Vamos a imaginar que es 2026 y que, por una vez, la política decide adelantarse al hartazgo ciudadano en lugar de seguir corriendo detrás de él. Vamos a imaginar que Pedro Sánchez convoca elecciones no por cálculo, no por agotamiento parlamentario, no por presión judicial o mediática, sino porque entiende que un país necesita respirar democracia cuando la tensión se vuelve crónica. No sería un gesto de debilidad, sino de fortaleza institucional.
Vamos a imaginar que los socialistas asumen por fin que hay alternativas a Pedro Sánchez. Que el PSOE no es un proyecto personal ni un partido diseñado para sostener a un solo líder. Que existen otros nombres, otras sensibilidades y otras formas de entender el poder y el servicio público. Que discrepar deja de ser una herejía y vuelve a ser un ejercicio sano de democracia interna.
Que los dirigentes socialistas se dan cuenta de que existen diferencias profundas entre el socialismo y el sanchismo. Que una cosa es gobernar desde la socialdemocracia y otra muy distinta hacerlo desde la supervivencia permanente. Que no todo vale para seguir en la Moncloa y que hay decisiones que, aunque permitan ganar tiempo, hacen perder credibilidad y proyecto.
Y vamos a imaginar que los socios del presidente entienden, por fin, que hay cosas superiores a sus migajas. Que el interés general, la estabilidad institucional y la convivencia pesan más que una concesión puntual o una cesión arrancada al límite. Que gobernar no es aprovechar la debilidad ajena, sino asumir responsabilidades cuando se tiene la llave de la legislatura.
Vamos a imaginar que, en ese nuevo escenario, el Partido Popular y Vox comprenden algo elemental: que empeñarse en tropezar el uno con el otro solo beneficia al inquilino de la Moncloa. Que la competición permanente entre quienes comparten un mismo espacio electoral no suma, resta. Que la política no es un combate de egos ni una carrera por ver quién grita más alto, sino la capacidad de ofrecer una alternativa creíble, sólida y adulta a millones de españoles que ya no quieren bronca, sino soluciones.

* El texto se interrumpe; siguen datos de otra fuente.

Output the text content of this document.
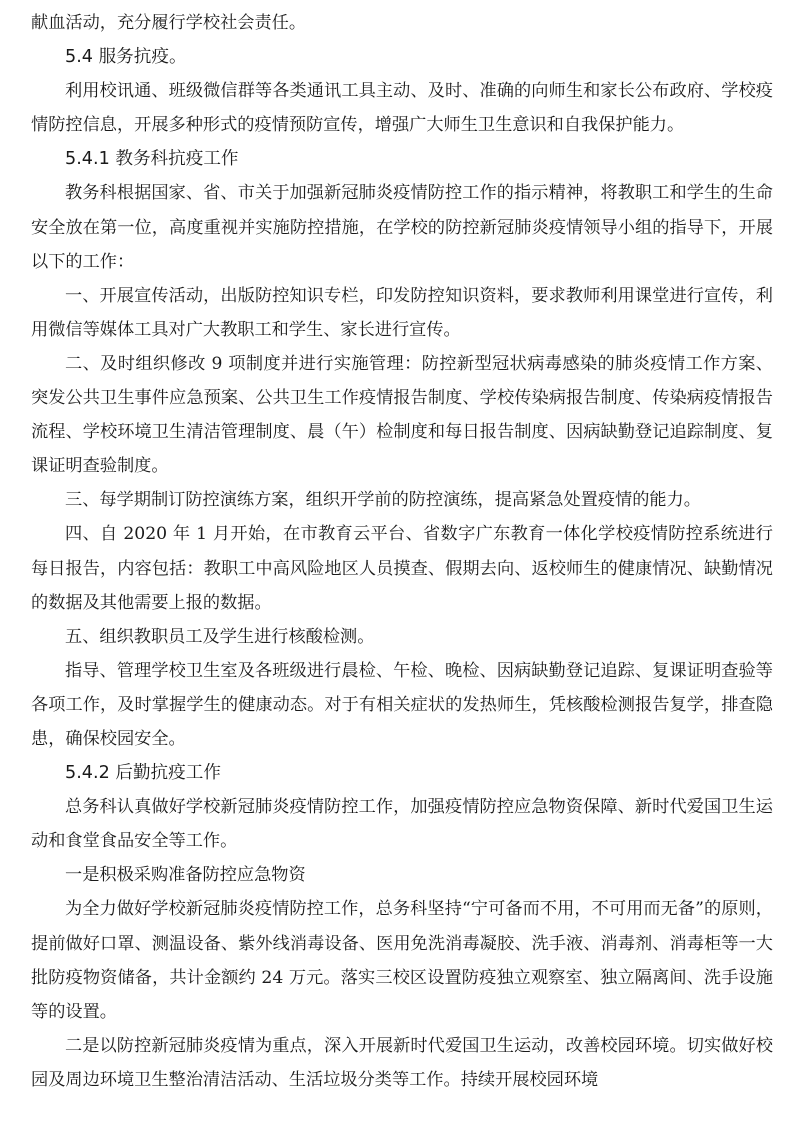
献血活动，充分履行学校社会责任。

5.4 服务抗疫。

利用校讯通、班级微信群等各类通讯工具主动、及时、准确的向师生和家长公布政府、学校疫情防控信息，开展多种形式的疫情预防宣传，增强广大师生卫生意识和自我保护能力。

5.4.1 教务科抗疫工作

教务科根据国家、省、市关于加强新冠肺炎疫情防控工作的指示精神，将教职工和学生的生命安全放在第一位，高度重视并实施防控措施，在学校的防控新冠肺炎疫情领导小组的指导下，开展以下的工作：

一、开展宣传活动，出版防控知识专栏，印发防控知识资料，要求教师利用课堂进行宣传，利用微信等媒体工具对广大教职工和学生、家长进行宣传。

二、及时组织修改 9 项制度并进行实施管理：防控新型冠状病毒感染的肺炎疫情工作方案、突发公共卫生事件应急预案、公共卫生工作疫情报告制度、学校传染病报告制度、传染病疫情报告流程、学校环境卫生清洁管理制度、晨（午）检制度和每日报告制度、因病缺勤登记追踪制度、复课证明查验制度。

三、每学期制订防控演练方案，组织开学前的防控演练，提高紧急处置疫情的能力。

四、自 2020 年 1 月开始，在市教育云平台、省数字广东教育一体化学校疫情防控系统进行每日报告，内容包括：教职工中高风险地区人员摸查、假期去向、返校师生的健康情况、缺勤情况的数据及其他需要上报的数据。

五、组织教职员工及学生进行核酸检测。

指导、管理学校卫生室及各班级进行晨检、午检、晚检、因病缺勤登记追踪、复课证明查验等各项工作，及时掌握学生的健康动态。对于有相关症状的发热师生，凭核酸检测报告复学，排查隐患，确保校园安全。

5.4.2 后勤抗疫工作

总务科认真做好学校新冠肺炎疫情防控工作，加强疫情防控应急物资保障、新时代爱国卫生运动和食堂食品安全等工作。

一是积极采购准备防控应急物资

为全力做好学校新冠肺炎疫情防控工作，总务科坚持“宁可备而不用，不可用而无备”的原则，提前做好口罩、测温设备、紫外线消毒设备、医用免洗消毒凝胶、洗手液、消毒剂、消毒柜等一大批防疫物资储备，共计金额约 24 万元。落实三校区设置防疫独立观察室、独立隔离间、洗手设施等的设置。

二是以防控新冠肺炎疫情为重点，深入开展新时代爱国卫生运动，改善校园环境。切实做好校园及周边环境卫生整治清洁活动、生活垃圾分类等工作。持续开展校园环境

Vamos a imaginar que Podemos, Sumar y viceversa hacen un ejercicio honesto de realismo. Que asumen que el mundo en el que quieren vivir no existe y, lo que es más importante, no podrá existir nunca tal y como lo plantean. Que gobernar no es redactar consignas ni sostener utopías adolescentes, sino administrar lo posible sin destruir lo que funciona. Que proteger a los más vulnerables no pasa por demonizar al que crea empleo ni por vivir permanentemente enfrentados a la realidad económica.
Vamos a imaginar que la patronal entiende, de una vez por todas, que los empresarios no queremos comunicados tibios ni silencios estratégicos. Queremos que se nos apoye, que se nos defienda y que se pelee por nosotros, sí, pero sin hacerle el juego al Gobierno de turno ni convertirse en parte del decorado. Que representar a los empresarios significa alzar la voz cuando toca y no solo cuando conviene.
Vamos a imaginar que los sindicatos hacen también su propio examen de conciencia. Que se dan cuenta de que la vaca no tiene más leche. Que no se puede exprimir indefinidamente a quienes sostienen el sistema productivo sin que el sistema acabe colapsando. Que proteger al trabajador no consiste en asfixiar al empresario, porque sin empresas no hay empleo, y sin empleo no hay derechos que valgan.
Vamos a imaginar, en definitiva, un mundo un poco más justo. No perfecto, no idílico, no infantilmente soñado, sino razonablemente justo. Un país en el que los políticos tengan altura de miras, piensen más allá del titular y del siguiente sondeo, y entiendan que gobernar es servir y no resistir. Un 2026 en el que la política deje de ser un problema añadido y empiece, al fin, a formar parte de la solución.
Porque imaginar no cuesta nada y, a veces, imaginar es el primer paso para exigir que las cosas cambien. Imaginar un país mejor no es soñar; es exigir responsabilidad.